Dopo una fase preliminare, caratterizzata dall’accurato esame delle banche dati e delle altre informazioni, sono partite le ispezioni congiunte nei siti di produzione e di ingresso delle materie prime utilizzate, spiega la Guardia di Finanza.
Olio extravergine di oliva irregolare
Oltre il 27% dei campioni di olio extravergine di oliva era irregolare.
«Il 27,2% dei campioni prelevati è risultato irregolare, per complessivi 2.300.000 litri di olio non conformi alla normativa comunitaria e nazionale – scrive la Guardia di Finanza –Dei 102 campioni prelevati e sottoposti ad analisi presso i laboratori dell’ICQRF, 25 sono risultati irregolari per qualità inferiore al dichiarato ossia per olio qualificato come extravergine di oliva, ma in realtà rilevato dalle analisi come vergine».
L’operazione ha portato alla denuncia di dieci persone e alla contestazione di 33 violazioni amministrative relative alla tenuta dei registri, alla compilazione della documentazione obbligatoria ed al mantenimento del requisito di tracciabilità, per un importo complessivo di oltre 10.000.000 di euro destinati al gettito erariale.
Contrasto alla contraffazione
L’operazione, spiega ancora la GdF, si inserisce nel contesto delle attività svolte da Guardia di Finanza e ICQRF sulla base del protocollo di collaborazione sottoscritto a luglio 2020 a contrasto alle frodi ed alla contraffazione nel settore agroalimentare, a tutela della produzione nazionale, degli interessi dei consumatori e dei mercati nonché degli interessi economici e finanziari dello Stato.

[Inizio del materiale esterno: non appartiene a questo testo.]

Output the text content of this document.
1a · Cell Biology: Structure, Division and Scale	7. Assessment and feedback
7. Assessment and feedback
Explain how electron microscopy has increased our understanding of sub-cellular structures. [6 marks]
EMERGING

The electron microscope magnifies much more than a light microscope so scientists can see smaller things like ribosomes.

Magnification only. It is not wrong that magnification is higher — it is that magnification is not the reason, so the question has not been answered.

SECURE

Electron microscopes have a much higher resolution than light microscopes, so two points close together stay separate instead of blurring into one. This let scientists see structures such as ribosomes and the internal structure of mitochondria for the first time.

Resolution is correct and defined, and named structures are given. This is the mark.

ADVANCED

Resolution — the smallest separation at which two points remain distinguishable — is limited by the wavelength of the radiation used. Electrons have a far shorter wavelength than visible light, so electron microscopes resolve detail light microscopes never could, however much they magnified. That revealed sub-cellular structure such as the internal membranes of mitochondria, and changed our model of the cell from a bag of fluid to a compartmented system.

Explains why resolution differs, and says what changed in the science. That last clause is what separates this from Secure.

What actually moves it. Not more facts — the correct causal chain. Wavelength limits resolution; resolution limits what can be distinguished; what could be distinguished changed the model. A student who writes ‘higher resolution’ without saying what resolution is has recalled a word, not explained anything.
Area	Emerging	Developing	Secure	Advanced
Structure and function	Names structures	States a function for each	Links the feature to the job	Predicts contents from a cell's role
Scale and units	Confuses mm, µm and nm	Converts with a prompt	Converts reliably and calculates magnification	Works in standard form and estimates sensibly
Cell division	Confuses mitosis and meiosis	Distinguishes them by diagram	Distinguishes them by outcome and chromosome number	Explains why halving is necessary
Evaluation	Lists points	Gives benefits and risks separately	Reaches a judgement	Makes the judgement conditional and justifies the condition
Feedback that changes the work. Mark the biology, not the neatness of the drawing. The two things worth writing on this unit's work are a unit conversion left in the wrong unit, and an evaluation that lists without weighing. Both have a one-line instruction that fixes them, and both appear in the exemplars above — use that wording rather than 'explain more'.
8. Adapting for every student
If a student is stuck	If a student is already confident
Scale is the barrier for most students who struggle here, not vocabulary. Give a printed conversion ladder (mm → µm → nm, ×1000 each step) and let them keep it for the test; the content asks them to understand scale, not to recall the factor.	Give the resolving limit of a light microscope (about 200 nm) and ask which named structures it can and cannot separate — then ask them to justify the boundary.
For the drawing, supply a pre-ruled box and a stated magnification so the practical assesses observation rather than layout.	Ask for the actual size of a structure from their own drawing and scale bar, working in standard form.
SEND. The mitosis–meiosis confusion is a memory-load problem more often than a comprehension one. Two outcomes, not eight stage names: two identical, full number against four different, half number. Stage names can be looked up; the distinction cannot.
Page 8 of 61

«L’olio Evo è uno dei prodotti sui quali si registrano i maggiori inganni a danno dei consumatori – commenta così l’operazione il Codacons – Più volte in passato analoghe indagini condotte in Italia avevano portato a scoprire come molte bottiglie di extra vergine d’oliva vendute nei negozi del nostro paese non fossero regolari, proprio perché contenenti olio di qualità inferiore rispetto al dichiarato. Un fenomeno quello della contraffazione sull’olio d’oliva che non solo rappresenta un illecito, ma danneggia enormemente le tasche di consumatori e imprese, attraverso uno sviamento delle scelte di acquisto dei cittadini ed effetti sui prezzi al dettaglio dei prodotti».